These files are not executed by the tool itself; they are the source code for the generated userscript.

  • orchestration.template.js: The main runtime logic of the final script. It contains the logic to check URL matches, trigger phased execution, and handle UI (popup/options modals).
  • polyfill.template.js: The core chrome.* API polyfill.
  • abstractionLayer.*.template.js: The different backends for the polyfill (Greasemonkey, Vanilla JS, PostMessage).
  • messaging.template.js: The postMessage-based event bus for communication between the main script and iframes.
  • trustedTypes.template.js: A small script injected via @require to bypass Trusted Types security policies on some websites.

4. The Generated Userscript Architecture

The final output file has its own internal architecture, composed from the templates:

// ==UserScript==
// ... Metadata Block ...
// ==/UserScript==

(function() { // IIFE for scope isolation
    'use strict';

    // 1. UNIFIED POLYFILL is defined here
    //    - messaging.template.js -> createEventBus, createRuntime
    //    - abstractionLayer.*.template.js -> _storageSet, _fetch, etc.
    //    - assetsGenerator code -> EXTENSION_ASSETS_MAP, _createAssetUrl
    //    - polyfill.template.js -> buildPolyfill() which creates chrome.*

    // 2. BACKGROUND SCRIPT ENVIRONMENT is defined and executed
    //    - Runs all background scripts inside the polyfill's scope.
    //    - This happens immediately on script start.

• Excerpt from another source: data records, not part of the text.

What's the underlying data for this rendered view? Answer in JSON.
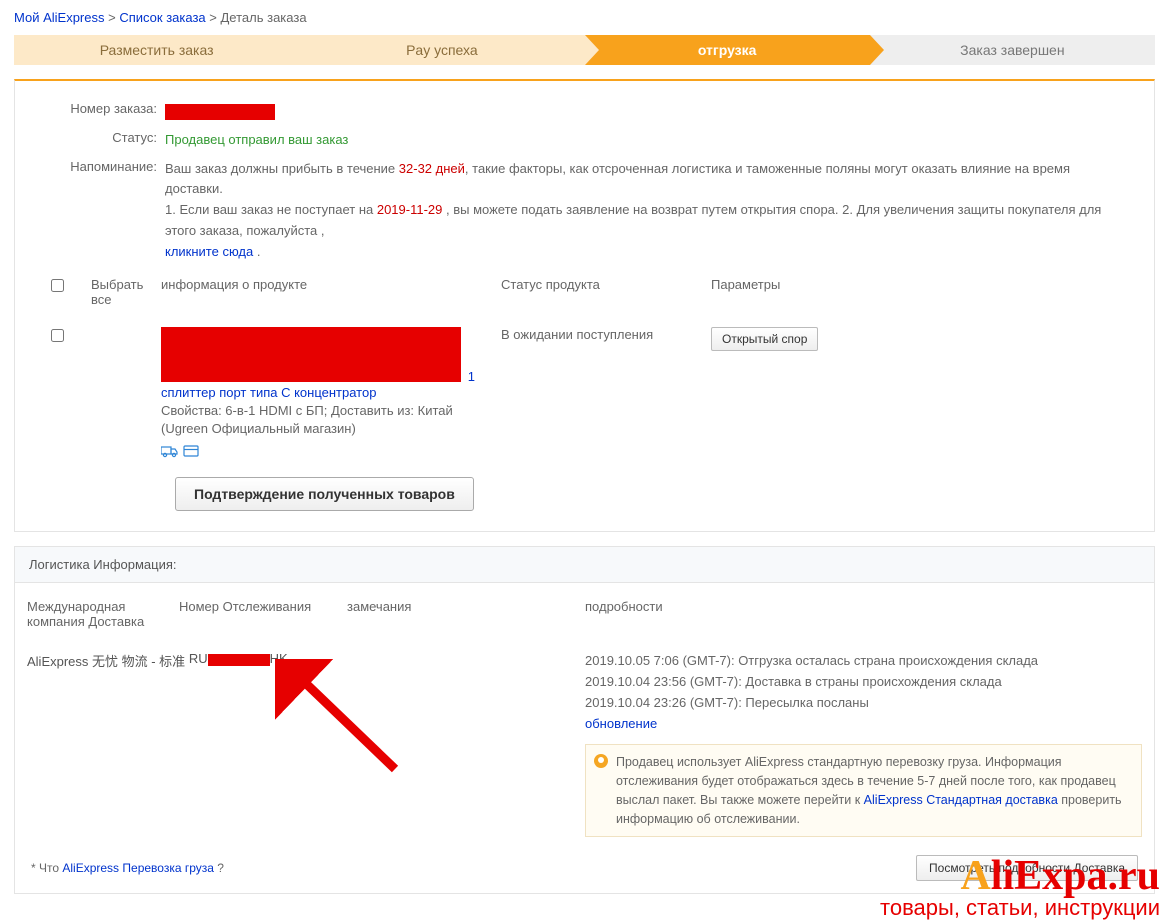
{
  "breadcrumb": {
    "my": "Мой AliExpress",
    "list": "Список заказа",
    "cur": "Деталь заказа"
  },
  "steps": {
    "place": "Разместить заказ",
    "pay": "Pay успеха",
    "ship": "отгрузка",
    "done": "Заказ завершен"
  },
  "order": {
    "num_label": "Номер заказа:",
    "status_label": "Статус:",
    "status_val": "Продавец отправил ваш заказ",
    "remind_label": "Напоминание:",
    "remind_part1": "Ваш заказ должны прибыть в течение ",
    "remind_days": "32-32 дней",
    "remind_part2": ", такие факторы, как отсроченная логистика и таможенные поляны могут оказать влияние на время доставки.",
    "remind_part3": "1. Если ваш заказ не поступает на ",
    "remind_date": "2019-11-29",
    "remind_part4": " , вы можете подать заявление на возврат путем открытия спора. 2. Для увеличения защиты покупателя для этого заказа, пожалуйста ,",
    "click_here": "кликните сюда",
    "dot": " ."
  },
  "cols": {
    "selall": "Выбрать все",
    "info": "информация о продукте",
    "status": "Статус продукта",
    "params": "Параметры"
  },
  "product": {
    "qty": "1",
    "linktxt": "сплиттер порт типа C концентратор",
    "meta1": "Свойства: 6-в-1 HDMI с БП; Доставить из: Китай",
    "meta2": "(Ugreen Официальный магазин)",
    "status": "В ожидании поступления",
    "dispute_btn": "Открытый спор"
  },
  "confirm_btn": "Подтверждение полученных товаров",
  "logistics": {
    "title": "Логистика Информация:",
    "hcompany": "Международная компания Доставка",
    "htrack": "Номер Отслеживания",
    "hremark": "замечания",
    "hdetails": "подробности",
    "company": "AliExpress 无忧 物流 - 标准",
    "track_pre": "RU",
    "track_suf": "HK",
    "ev1": "2019.10.05 7:06 (GMT-7): Отгрузка осталась страна происхождения склада",
    "ev2": "2019.10.04 23:56 (GMT-7): Доставка в страны происхождения склада",
    "ev3": "2019.10.04 23:26 (GMT-7): Пересылка посланы",
    "upd": "обновление",
    "note_a": "Продавец использует AliExpress стандартную перевозку груза. Информация отслеживания будет отображаться здесь в течение 5-7 дней после того, как продавец выслал пакет. Вы также можете перейти к ",
    "note_link": "AliExpress Стандартная доставка",
    "note_b": " проверить информацию об отслеживании."
  },
  "foot": {
    "what": "* Что ",
    "wlink": "AliExpress Перевозка груза",
    "q": " ?",
    "btn": "Посмотреть подробности Доставка"
  },
  "wm": {
    "top_a": "A",
    "top_rest": "liExpa.ru",
    "sub": "товары, статьи, инструкции"
  }
}
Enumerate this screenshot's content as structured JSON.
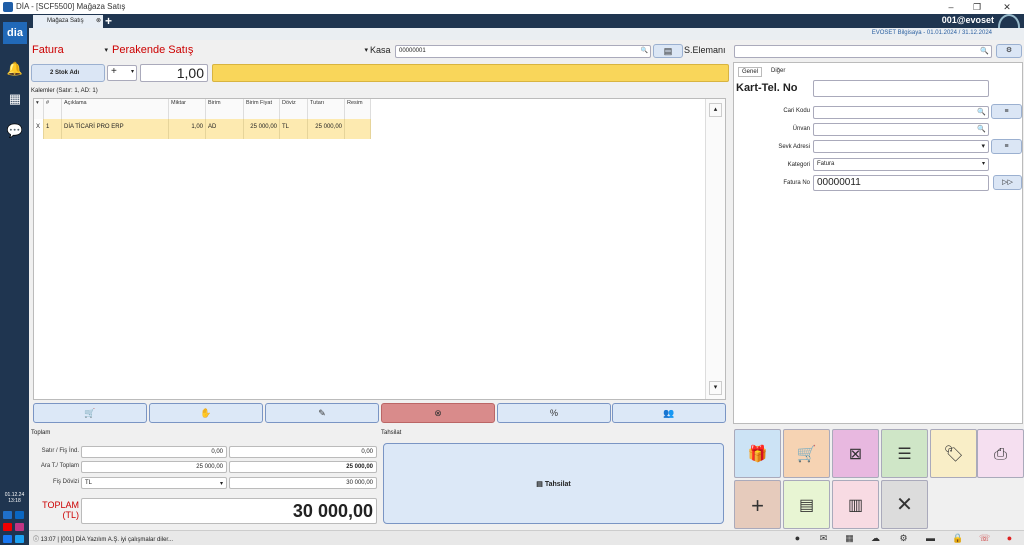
{
  "window": {
    "title": "DİA - [SCF5500] Mağaza Satış",
    "min": "–",
    "max": "❐",
    "close": "✕"
  },
  "sidebar": {
    "logo": "dia",
    "date": "01.12.24",
    "time": "13:18",
    "social_text": "dia in"
  },
  "tabbar": {
    "tab_label": "Mağaza Satış",
    "add": "+",
    "user": "001@evoset"
  },
  "subheader": {
    "info": "EVOSET Bilgisaya -  01.01.2024 / 31.12.2024"
  },
  "form": {
    "doc_type": "Fatura",
    "sale_type": "Perakende Satış",
    "kasa_label": "Kasa",
    "kasa_value": "00000001",
    "salesperson_label": "S.Elemanı",
    "stock_button": "2 Stok Adı",
    "op_symbol": "+",
    "quantity": "1,00"
  },
  "grid": {
    "summary": "Kalemler (Satır: 1,  AD: 1)",
    "columns": [
      "#",
      "Açıklama",
      "Miktar",
      "Birim",
      "Birim Fiyat",
      "Döviz",
      "Tutarı",
      "Resim"
    ],
    "rows": [
      {
        "mark": "X",
        "no": "1",
        "desc": "DİA TİCARİ PRO ERP",
        "qty": "1,00",
        "unit": "AD",
        "price": "25 000,00",
        "cur": "TL",
        "total": "25 000,00",
        "img": ""
      }
    ]
  },
  "right_panel": {
    "tabs": [
      "Genel",
      "Diğer"
    ],
    "kart_label": "Kart-Tel. No",
    "cari_label": "Cari Kodu",
    "unvan_label": "Ünvan",
    "sevk_label": "Sevk Adresi",
    "kategori_label": "Kategori",
    "kategori_value": "Fatura",
    "fatura_label": "Fatura No",
    "fatura_value": "00000011"
  },
  "totals": {
    "section": "Toplam",
    "satir_label": "Satır / Fiş İnd.",
    "satir_1": "0,00",
    "satir_2": "0,00",
    "ara_label": "Ara T./ Toplam",
    "ara_1": "25 000,00",
    "ara_2": "25 000,00",
    "doviz_label": "Fiş Dövizi",
    "doviz_value": "TL",
    "doviz_2": "30 000,00",
    "toplam_label": "TOPLAM (TL)",
    "toplam_value": "30 000,00"
  },
  "payment": {
    "section": "Tahsilat",
    "button": "Tahsilat"
  },
  "status": {
    "message": "13:07 | [001] DİA Yazılım A.Ş. iyi çalışmalar diler..."
  },
  "colors": {
    "nav": "#1f3550",
    "accent_yellow": "#f9d65a",
    "row_highlight": "#fdeab0",
    "red_text": "#c00000"
  }
}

    // 3. ORCHESTRATION LOGIC is defined and executed
    //    - Checks if location.href matches a content_script pattern.
    //    - If it matches:
    //        - Calls `executeAllScripts()`.
    //        - This function injects CSS and runs JS in phases:
    //          - document-start
    //          - document-end
    //          - document-idle
    //    - Registers GM_registerMenuCommand for options/popup pages.
    //    - Options/Popup pages are rendered in a modal with an iframe.
    //    - The iframe's content is populated with the inlined HTML and
    //      a specialized 'postmessage' version of the polyfill.
})();